Mitreißende Lesung von „Halpern und Johnson“
Der ideale Mann sind zwei

Münster -

Zwei Männer und eine Frau: Nur Adam und Eva konnte dieser Beziehungsklassiker nie zu Fall bringen. „Halpern und Johnson“ in Lionel Goldsteins gleichnamigem Kammerdialog zwingt er zum Aufklärungs-Marathon. Gerade hat Halpern seine Gattin Florence zu Grabe getragen, da taucht ein Unbekannter auf und eröffnet dem perplexen Witwer ein Paralleluniversum in Sachen Liebe: „Flo“ habe ein Jahrzehnte dauerndes Verhältnis zu ihm unterhalten, allerdings auf platonischer Basis. In der Mitte der Bühne des Kleinen Hauses war ein schwarzer Sarg platziert, von je einem Tisch samt Stuhl flankiert, Herbstblätter verstreuten sich pittoresk auf Sarg und Boden: Der Herbst der Lebens präsentierte sich in dieser „Szenischen Lesung“ mit offenherziger Symbolik.

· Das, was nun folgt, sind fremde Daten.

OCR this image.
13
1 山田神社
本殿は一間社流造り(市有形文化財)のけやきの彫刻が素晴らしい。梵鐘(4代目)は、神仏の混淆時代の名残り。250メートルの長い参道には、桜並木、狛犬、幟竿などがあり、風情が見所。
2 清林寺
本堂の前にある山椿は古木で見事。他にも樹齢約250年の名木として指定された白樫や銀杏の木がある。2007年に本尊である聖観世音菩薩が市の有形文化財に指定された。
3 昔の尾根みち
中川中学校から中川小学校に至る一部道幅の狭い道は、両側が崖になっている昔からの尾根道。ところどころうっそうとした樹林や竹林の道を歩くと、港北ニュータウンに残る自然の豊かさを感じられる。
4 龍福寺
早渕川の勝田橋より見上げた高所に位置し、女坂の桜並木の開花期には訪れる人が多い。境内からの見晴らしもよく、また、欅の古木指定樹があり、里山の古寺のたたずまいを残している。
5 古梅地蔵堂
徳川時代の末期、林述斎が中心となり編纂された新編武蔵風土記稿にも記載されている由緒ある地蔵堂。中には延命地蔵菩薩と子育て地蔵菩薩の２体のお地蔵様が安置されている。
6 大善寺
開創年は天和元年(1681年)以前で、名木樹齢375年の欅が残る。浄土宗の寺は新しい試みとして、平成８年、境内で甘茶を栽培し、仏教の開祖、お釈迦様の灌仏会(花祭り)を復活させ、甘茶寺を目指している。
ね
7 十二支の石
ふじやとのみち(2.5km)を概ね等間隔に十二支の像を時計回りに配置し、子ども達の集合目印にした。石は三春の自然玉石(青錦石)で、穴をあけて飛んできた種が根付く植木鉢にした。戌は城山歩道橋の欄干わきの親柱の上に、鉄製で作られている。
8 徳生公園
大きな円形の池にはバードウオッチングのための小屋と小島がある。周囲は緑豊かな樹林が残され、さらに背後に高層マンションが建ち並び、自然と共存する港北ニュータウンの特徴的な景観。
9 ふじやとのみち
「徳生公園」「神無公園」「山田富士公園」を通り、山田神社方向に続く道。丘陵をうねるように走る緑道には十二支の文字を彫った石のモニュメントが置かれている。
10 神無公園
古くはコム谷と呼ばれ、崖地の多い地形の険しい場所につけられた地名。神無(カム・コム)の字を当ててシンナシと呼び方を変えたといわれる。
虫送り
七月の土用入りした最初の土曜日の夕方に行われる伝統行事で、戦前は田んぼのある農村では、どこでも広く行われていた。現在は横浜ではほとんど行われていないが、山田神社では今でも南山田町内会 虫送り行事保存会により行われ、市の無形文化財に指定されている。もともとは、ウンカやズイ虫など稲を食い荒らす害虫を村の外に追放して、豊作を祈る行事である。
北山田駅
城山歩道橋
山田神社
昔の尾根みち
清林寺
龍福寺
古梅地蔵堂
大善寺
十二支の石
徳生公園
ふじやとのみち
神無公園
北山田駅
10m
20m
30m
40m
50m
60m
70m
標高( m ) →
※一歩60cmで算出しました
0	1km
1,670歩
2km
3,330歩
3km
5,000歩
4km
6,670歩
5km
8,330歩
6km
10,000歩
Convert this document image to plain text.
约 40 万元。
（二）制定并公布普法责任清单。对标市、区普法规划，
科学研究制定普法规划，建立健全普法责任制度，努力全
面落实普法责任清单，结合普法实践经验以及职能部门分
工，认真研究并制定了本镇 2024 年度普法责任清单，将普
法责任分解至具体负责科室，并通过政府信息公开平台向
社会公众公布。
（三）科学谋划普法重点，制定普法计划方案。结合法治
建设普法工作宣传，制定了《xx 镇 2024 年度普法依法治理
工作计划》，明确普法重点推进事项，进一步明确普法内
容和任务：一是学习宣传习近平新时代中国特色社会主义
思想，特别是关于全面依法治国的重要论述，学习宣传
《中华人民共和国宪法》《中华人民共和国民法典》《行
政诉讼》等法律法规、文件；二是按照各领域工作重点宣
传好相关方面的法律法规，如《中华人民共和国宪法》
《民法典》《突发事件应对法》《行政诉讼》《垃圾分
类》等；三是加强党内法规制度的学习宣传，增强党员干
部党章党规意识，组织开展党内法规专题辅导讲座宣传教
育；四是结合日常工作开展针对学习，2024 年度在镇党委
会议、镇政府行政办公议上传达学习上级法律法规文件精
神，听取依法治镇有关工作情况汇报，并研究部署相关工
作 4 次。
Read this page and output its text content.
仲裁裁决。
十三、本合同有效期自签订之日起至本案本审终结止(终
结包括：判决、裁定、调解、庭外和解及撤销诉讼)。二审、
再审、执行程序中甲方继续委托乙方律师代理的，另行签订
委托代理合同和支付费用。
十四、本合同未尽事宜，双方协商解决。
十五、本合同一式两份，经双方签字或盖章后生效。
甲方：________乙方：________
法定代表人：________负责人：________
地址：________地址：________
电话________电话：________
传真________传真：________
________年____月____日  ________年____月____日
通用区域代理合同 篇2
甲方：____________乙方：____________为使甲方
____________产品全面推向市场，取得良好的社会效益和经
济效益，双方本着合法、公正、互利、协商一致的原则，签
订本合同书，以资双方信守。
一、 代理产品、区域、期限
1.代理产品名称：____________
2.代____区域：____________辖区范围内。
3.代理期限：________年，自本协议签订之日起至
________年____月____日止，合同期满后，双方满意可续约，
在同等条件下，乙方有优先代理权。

Sonntag, 11.02.2018, 15:02 Uhr

Privat ganz harmonisch: Udo Samel (l.) und Gerd Wameling lieferten sich in ihrer szenischen Lesung ein wundervolles Streitgespräch.
Privat ganz harmonisch: Udo Samel (l.) und Gerd Wameling lieferten sich in ihrer szenischen Lesung ein wundervolles Streitgespräch. Foto: Günter Moseler

In der Weverinck-Reihe „Meister des Wortes“ stritten sich Udo Samel als Ehegatte Halpern und Gerd Wameling als Johnson ums Vorrecht wahrer Liebe zur rätselhaften Florence, die ein je anderes – konträres – Rollenbild parat hatte. Liebte der Gatte etwa ihre (scheinbar) häusliche Natur, so schätzte der Konkurrent ihre kulturbeflissenen Interessen. Beiden Männern jedoch entlockte sie das jeweils Beste und realisierte so ihre Vorstellung vom idealen (Ehe-)Mann. Der Gatte wühlt in Erinnerungen wie in einem Wäschekorb, der platonische Liebhaber blättert in ihnen wie in einer Zeitung – hitzig und trotzig der eine, distinguiert und beherrscht der andere: „Was wühlen Sie meine Vergangenheit auf?“ - „Weil es auch meine Vergangenheit ist!“

Im bedächtigen Tempo hatten Samel und Wameling ihre Plätze geentert, entfaltete sich im Lovestory-Seniorenduell die Gravitas endzeitlicher Emotionen und Eifersucht. Samel las die Partie des cholerischen Gatten mit kulinarischer Lust, als würde er seinen Text am liebsten mit Haut und Haar verspeisen, während Wameling als Kunstfreund meist diätische Dezenz wahrte. In Samels vehementer Diktion schäumte der Lebenssaft aus allen Poren, wenn er Luft holte, drohten Empörungsexplosionen. Wameling konterte mit dem Märchentonfall des Intellektuellen, der sich dem Wüterich überlegen fühlt: „Ist es unmoralisch, sich mit ihr unterhalten zu haben?!“

Irgendwann gerät der Diskurs der Männer ins Gleichgewicht, protzt man mit Potenz und jammert über die Prostata. Da wich am Ende die Goldgräberstimmung restloser Entlarvung dem Liebeskater, der beide Mannsbilder heimsuchte: „Gefühle und Erinnerungen sind das Maß des Lebens“, bilanziert Johnson altväterlich. So versöhnt Florence die Streithähne am Grab: Der perfekte Mann – das sind vielleicht immer zwei ... Harmonischer Beifall.